La propaganda del dólar ha empapado nuestra sensibilidad cinéfila con un montón de mediocres películas protagonizadas por Tom Cruise y otras estrellas del Hollywood más convencional. ¿Es posible desintoxicarse? Sí, es posible. Difícil, pero posible.
En este mismo blog publiqué el pasado 31 de julio el artículo Ese cine español no es para nosotros, en el que lamentaba que en ‘Cine de barrio’ (TV1) y ‘Nuestro cine’ (13TV) se emitan semanalmente películas españolas en su gran mayoría populacheras e ínfimas que, pese a ser ciertamente representativas de lo que se ha rodado y exhibido en nuestro país, no hacen empero justicia al gran cine español de los años 40-60 del siglo pasado (explicación innecesaria: ¿de qué otro siglo iba a ser?).

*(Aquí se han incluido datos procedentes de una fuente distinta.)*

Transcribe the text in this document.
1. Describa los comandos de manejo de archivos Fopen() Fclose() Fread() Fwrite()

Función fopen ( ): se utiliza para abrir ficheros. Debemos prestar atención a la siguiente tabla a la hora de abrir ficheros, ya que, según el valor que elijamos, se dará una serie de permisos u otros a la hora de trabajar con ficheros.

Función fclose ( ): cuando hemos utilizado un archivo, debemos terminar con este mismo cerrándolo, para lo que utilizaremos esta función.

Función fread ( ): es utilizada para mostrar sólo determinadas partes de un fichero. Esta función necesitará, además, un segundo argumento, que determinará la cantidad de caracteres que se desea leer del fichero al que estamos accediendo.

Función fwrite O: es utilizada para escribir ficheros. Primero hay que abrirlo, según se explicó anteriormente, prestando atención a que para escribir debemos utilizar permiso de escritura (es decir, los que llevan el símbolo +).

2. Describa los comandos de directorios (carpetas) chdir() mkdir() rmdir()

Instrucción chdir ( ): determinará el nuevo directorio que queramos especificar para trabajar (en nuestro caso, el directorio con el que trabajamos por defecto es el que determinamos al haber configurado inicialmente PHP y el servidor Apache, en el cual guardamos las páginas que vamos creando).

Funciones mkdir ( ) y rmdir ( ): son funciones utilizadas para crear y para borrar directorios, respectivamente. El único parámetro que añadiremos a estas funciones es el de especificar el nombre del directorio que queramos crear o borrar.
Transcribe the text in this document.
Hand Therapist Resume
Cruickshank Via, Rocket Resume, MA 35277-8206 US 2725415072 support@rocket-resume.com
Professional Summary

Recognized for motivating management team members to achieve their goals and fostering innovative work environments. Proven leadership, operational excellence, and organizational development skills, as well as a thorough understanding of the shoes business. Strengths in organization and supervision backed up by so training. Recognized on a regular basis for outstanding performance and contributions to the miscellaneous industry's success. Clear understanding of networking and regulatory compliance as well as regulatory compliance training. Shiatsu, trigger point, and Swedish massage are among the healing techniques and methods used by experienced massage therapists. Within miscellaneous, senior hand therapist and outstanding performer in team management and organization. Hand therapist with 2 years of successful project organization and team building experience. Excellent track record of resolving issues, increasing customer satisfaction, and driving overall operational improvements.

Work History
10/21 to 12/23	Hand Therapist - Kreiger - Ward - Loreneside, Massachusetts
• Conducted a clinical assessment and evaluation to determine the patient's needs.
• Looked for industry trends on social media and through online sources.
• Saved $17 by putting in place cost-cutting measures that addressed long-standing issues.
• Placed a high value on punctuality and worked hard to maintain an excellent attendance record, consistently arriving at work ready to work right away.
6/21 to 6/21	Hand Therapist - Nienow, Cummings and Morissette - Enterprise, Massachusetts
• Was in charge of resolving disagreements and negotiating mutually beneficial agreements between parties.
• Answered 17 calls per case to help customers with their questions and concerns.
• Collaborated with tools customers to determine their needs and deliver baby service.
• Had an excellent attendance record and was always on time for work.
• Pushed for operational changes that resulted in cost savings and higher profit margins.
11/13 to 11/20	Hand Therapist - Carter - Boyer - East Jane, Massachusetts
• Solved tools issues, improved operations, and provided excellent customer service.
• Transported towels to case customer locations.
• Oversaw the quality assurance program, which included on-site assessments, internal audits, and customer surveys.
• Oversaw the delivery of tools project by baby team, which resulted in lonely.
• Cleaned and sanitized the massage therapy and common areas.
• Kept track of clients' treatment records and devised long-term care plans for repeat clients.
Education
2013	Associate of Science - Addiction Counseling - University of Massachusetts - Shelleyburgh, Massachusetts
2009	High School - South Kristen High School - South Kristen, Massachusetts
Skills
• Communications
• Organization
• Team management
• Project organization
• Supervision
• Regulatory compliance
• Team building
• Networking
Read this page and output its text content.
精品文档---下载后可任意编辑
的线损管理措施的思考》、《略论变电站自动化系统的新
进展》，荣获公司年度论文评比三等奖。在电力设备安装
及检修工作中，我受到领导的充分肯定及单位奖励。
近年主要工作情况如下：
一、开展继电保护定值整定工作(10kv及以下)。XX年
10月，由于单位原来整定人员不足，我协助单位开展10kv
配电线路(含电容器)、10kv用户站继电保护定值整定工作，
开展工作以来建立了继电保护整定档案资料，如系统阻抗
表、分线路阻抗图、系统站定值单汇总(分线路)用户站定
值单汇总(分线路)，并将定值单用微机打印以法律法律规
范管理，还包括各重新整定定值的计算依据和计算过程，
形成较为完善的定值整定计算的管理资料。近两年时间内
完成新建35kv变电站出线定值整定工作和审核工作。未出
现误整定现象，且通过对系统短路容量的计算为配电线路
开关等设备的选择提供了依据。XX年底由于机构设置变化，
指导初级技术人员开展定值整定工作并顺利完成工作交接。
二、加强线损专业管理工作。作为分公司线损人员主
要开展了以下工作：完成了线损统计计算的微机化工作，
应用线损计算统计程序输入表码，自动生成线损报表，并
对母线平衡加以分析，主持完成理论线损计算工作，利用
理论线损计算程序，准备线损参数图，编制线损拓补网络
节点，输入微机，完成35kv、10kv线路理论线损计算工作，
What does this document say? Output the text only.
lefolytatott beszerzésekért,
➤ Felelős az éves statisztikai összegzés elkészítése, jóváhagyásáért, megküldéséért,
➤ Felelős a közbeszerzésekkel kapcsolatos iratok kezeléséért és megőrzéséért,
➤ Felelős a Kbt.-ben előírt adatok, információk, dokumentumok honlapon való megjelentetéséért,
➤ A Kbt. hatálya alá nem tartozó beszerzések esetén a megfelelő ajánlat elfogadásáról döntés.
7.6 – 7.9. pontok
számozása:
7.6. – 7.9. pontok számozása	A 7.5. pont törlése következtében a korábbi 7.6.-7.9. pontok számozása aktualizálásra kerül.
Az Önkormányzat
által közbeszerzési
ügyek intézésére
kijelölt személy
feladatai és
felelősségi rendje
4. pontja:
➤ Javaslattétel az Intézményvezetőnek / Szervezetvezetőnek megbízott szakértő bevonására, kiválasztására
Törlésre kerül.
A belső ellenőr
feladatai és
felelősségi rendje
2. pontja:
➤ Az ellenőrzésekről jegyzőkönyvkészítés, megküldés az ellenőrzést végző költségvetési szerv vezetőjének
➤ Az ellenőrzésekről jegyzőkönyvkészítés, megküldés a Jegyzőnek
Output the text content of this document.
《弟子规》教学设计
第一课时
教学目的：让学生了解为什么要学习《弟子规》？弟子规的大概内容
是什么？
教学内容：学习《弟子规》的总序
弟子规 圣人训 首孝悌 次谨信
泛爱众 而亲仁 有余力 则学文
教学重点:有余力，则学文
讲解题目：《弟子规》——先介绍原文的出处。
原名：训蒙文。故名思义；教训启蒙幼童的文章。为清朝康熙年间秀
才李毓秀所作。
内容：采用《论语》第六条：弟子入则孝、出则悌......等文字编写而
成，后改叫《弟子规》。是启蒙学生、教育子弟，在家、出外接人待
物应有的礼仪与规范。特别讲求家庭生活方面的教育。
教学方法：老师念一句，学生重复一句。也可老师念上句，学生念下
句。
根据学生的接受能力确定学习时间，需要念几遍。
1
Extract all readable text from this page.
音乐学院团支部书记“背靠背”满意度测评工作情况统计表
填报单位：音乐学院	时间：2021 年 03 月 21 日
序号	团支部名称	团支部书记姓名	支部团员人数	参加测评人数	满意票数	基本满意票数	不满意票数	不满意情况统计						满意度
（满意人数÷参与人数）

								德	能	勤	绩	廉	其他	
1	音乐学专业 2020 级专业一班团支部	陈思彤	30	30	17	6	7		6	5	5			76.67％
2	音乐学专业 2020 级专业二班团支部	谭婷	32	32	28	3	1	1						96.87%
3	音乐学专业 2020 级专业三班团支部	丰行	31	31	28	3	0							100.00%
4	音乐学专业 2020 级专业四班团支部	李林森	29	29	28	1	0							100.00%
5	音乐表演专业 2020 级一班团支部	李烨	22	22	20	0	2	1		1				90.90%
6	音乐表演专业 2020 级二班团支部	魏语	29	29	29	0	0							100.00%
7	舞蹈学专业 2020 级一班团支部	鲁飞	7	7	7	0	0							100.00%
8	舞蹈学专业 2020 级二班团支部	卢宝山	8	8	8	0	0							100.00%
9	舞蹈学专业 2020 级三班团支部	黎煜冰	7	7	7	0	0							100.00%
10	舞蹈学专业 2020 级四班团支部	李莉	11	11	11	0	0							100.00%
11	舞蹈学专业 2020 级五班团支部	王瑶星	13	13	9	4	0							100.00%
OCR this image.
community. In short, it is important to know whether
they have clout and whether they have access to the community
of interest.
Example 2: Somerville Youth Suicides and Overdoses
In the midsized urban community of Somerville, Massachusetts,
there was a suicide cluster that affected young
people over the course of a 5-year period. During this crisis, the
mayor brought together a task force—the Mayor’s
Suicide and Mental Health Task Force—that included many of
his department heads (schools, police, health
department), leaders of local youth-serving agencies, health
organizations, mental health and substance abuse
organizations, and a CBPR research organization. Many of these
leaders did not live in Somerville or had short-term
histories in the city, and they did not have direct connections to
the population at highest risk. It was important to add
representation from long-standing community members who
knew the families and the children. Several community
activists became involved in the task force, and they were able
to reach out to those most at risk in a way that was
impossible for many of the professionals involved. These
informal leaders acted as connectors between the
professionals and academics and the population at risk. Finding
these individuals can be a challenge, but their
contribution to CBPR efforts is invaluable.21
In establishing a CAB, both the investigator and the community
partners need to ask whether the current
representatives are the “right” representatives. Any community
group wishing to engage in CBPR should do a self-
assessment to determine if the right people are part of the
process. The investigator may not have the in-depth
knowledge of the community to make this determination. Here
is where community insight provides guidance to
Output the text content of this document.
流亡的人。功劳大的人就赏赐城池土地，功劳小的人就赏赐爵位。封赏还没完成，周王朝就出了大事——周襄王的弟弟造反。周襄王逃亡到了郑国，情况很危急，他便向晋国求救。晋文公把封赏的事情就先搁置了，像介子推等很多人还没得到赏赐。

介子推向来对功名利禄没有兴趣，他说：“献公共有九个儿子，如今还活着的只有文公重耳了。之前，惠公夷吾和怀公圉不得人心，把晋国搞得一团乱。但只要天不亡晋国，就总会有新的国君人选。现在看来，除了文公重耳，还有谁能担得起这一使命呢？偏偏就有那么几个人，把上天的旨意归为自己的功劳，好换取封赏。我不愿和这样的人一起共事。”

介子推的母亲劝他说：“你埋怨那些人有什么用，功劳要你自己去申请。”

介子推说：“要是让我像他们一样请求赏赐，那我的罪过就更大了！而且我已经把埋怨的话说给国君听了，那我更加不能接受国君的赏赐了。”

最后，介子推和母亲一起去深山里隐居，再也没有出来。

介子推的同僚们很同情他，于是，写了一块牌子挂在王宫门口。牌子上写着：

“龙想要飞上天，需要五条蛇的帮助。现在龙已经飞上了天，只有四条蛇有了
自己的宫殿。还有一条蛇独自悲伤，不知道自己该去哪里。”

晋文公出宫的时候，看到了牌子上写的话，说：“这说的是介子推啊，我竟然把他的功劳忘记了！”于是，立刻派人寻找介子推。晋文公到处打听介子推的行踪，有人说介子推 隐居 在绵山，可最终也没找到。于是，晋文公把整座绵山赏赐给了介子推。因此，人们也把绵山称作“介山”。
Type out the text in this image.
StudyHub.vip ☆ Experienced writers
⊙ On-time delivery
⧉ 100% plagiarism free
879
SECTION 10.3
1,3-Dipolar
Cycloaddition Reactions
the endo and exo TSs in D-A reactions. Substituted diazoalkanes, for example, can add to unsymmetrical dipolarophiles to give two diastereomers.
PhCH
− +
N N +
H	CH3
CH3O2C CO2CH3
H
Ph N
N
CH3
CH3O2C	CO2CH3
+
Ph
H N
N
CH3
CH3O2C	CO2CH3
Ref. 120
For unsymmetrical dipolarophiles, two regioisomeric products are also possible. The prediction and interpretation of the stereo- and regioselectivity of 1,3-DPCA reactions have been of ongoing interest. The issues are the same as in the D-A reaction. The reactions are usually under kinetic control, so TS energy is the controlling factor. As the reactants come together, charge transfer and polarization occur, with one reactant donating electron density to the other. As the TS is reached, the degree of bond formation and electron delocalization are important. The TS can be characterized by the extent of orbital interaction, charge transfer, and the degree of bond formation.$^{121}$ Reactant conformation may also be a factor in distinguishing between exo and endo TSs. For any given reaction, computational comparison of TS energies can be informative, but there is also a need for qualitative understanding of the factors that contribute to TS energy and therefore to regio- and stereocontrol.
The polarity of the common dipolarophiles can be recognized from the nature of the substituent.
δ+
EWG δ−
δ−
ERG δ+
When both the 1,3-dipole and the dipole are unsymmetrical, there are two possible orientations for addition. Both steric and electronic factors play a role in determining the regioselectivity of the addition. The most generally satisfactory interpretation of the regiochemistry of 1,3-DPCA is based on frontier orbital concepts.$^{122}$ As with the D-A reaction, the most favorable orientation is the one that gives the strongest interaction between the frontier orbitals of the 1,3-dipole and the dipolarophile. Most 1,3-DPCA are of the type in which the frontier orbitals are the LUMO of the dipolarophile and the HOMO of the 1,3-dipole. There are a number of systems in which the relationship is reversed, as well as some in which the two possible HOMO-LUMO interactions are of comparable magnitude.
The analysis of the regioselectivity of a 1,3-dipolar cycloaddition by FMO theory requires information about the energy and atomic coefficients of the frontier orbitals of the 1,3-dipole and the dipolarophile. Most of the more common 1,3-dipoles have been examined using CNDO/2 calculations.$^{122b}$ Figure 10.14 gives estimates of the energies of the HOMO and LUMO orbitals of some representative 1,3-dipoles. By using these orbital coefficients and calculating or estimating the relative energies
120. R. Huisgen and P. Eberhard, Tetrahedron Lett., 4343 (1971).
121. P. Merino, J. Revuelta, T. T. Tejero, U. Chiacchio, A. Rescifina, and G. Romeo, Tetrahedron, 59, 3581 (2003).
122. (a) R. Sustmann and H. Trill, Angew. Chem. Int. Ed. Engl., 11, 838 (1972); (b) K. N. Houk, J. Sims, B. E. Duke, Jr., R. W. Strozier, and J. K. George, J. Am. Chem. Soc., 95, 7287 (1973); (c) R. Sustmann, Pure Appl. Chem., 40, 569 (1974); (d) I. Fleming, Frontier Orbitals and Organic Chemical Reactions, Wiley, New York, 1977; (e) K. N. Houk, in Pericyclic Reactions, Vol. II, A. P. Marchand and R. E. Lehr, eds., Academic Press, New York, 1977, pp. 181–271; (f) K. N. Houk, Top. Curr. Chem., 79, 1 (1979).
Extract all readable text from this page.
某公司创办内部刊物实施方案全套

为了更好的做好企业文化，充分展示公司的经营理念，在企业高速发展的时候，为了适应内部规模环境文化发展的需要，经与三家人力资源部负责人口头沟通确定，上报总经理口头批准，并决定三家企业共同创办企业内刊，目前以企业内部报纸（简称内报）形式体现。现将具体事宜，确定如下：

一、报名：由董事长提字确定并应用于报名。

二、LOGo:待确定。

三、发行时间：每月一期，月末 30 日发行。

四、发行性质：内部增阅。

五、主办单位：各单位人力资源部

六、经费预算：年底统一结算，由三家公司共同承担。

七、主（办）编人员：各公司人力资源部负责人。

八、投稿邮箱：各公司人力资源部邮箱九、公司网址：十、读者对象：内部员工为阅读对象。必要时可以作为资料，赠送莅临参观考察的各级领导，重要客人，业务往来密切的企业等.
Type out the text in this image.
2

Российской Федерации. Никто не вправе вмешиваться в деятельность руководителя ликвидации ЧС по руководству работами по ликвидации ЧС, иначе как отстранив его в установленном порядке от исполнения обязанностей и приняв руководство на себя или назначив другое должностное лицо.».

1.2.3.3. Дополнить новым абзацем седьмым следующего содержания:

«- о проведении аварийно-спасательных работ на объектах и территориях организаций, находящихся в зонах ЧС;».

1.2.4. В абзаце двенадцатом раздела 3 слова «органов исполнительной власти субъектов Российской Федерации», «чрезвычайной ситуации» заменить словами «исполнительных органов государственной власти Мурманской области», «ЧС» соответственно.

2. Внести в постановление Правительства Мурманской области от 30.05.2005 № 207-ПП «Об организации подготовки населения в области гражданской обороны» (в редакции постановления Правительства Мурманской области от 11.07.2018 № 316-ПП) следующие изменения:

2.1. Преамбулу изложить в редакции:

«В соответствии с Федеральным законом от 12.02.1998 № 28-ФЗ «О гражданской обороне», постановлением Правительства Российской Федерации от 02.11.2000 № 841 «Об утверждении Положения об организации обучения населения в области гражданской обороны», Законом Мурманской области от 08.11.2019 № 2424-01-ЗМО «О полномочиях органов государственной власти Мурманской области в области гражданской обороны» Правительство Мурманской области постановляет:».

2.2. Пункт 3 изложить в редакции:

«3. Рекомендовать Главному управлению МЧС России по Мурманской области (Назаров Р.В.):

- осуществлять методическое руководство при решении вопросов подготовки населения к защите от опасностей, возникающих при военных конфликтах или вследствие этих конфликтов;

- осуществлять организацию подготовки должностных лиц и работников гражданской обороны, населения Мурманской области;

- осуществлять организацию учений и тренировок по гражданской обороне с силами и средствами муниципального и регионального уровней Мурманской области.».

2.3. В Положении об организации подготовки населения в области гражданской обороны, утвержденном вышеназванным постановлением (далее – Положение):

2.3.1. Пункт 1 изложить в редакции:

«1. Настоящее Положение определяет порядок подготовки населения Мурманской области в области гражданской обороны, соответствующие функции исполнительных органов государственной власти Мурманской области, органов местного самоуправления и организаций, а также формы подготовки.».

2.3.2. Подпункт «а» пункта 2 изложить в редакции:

Un cine sentido, honrado, personal y vigoroso que existir, existe y que merece ser reivindicado con ganas. Citaba como ejemplos Mi tío Jacinto (Ladislao Vajda, 1956), El cebo (Vajda, 1958), El mundo sigue (Fernando Fernán Gómez, 1963) y El extraño viaje (Fernando Fernán Gómez, 1964) y La tía Tula (Miguel Picazo, 1964).
Un joven amigo, amante del cine norteamericano, incluso del peor, leyó aquel artículo y prometió hacerme caso. “Olvídate durante una temporada del Hollywood clásico, que tanto amamos tú y yo, y sumérgete durante unos meses en las grandes películas del cine español pobre y en blanco y negro”, le dije. Poco a poco, con la ayuda del coleccionista Pepe Catalán (que posee más de 7.700 películas), el incipiente cinéfilo comenzó a ver títulos recomendados en este blog y luego otros que le íbamos sugiriendo. Descubrió así un mundo nuevo.
Nuestro tutelado había visto El verdugo (Luis García Berlanga, 1963), pero no Plácido (Luis García Berlanga, 1961). Lo hizo. También vio El pisito (Marco Ferreri, 1959) y El cochecito (Marco Ferreri, 1960). Y Calle Mayor (Juan Antonio Bardem, 1956), La vida por delante (Fernando Fernán Gómez, 1958), Juguetes rotos (Manuel Summers, 1967)… “¿Cómo es posible que el franquismo hiciera tantas películas tan formidables y tan críticas?”, me preguntó. Le maticé: “No las hizo el franquismo, son películas que se hicieron a pesar del franquismo y en muchas ocasiones contra el franquismo, películas/milagro que fueron realidad tras superar mil dificultades, problemas severos de producción, distribución y exhibición y escasa publicidad”.
Ahora mi casi imberbe amigo nos pide más recomendaciones. El jovencillo empieza a ser una persona interesante. Pepe Catalán y yo nos vemos algunas mañanas en la terraza del MuVIM y deliberamos nuestras futuras sugerencias. “¿Tienes La torre de los siete jorobados (1944), de Edgar Neville?”, le pregunto. Pepe asiente con la cabeza, muy contento. “Sí”. “¿Se la recomendamos?”. Otro asentimiento de Pepe. Nos sentimos transmisores a las nuevas generaciones de una cultura hispana de calidad y casi desconocida.
Unas veces entre zumos de zanahoria y otras compartiendo vasitos de vino tinto, proponemos nuestra lista operativa –hay que disponer de una copia- de títulos valiosos del cine español, muchos de ellos inencontrables en el mercado comercial del video: La corona negra (Luis Saslavsky, 1950, con argumento de Jean Cocteau y diálogos en español de Miguel Mihura); Cielo negro (Manuel Mur Oti, 1951); Los ojos dejan huellas (José Luis Sáenz de Heredia, 1952); Carne de horca (Ladislao Vajda, 1953); la insólita y muy divertida Tres eran tres (Eduardo García Maroto, 1954); o A sangre fría (Juan Bosch, 1959). En el baúl del cine español hay muchas buenas películas por redescubrir. Especial y sorprendentemente, policiacas (el mejor heredero de esa tradición es actualmente Enrique Urbizu (La caja 507, No habrá paz para los malvados).
Pepe Catalán y yo tenemos la esperanza de poder desintoxicar a nuestro joven muchachuelo de tanto cine en vena liderado por Tom Cruise (y luminarias similares), abriéndole los ojos a nuestro pasado fílmico más ilustre. Recurriremos a películas nobles y con raíces propias, protagonizadas por Antonio Casal, José Isbert, Manolo Morán, Fernando Rey o Susana Canales, entre otras estrellas hispanas. No es una misión imposible. Difícil sí, lo reconocemos. Pero no imposible.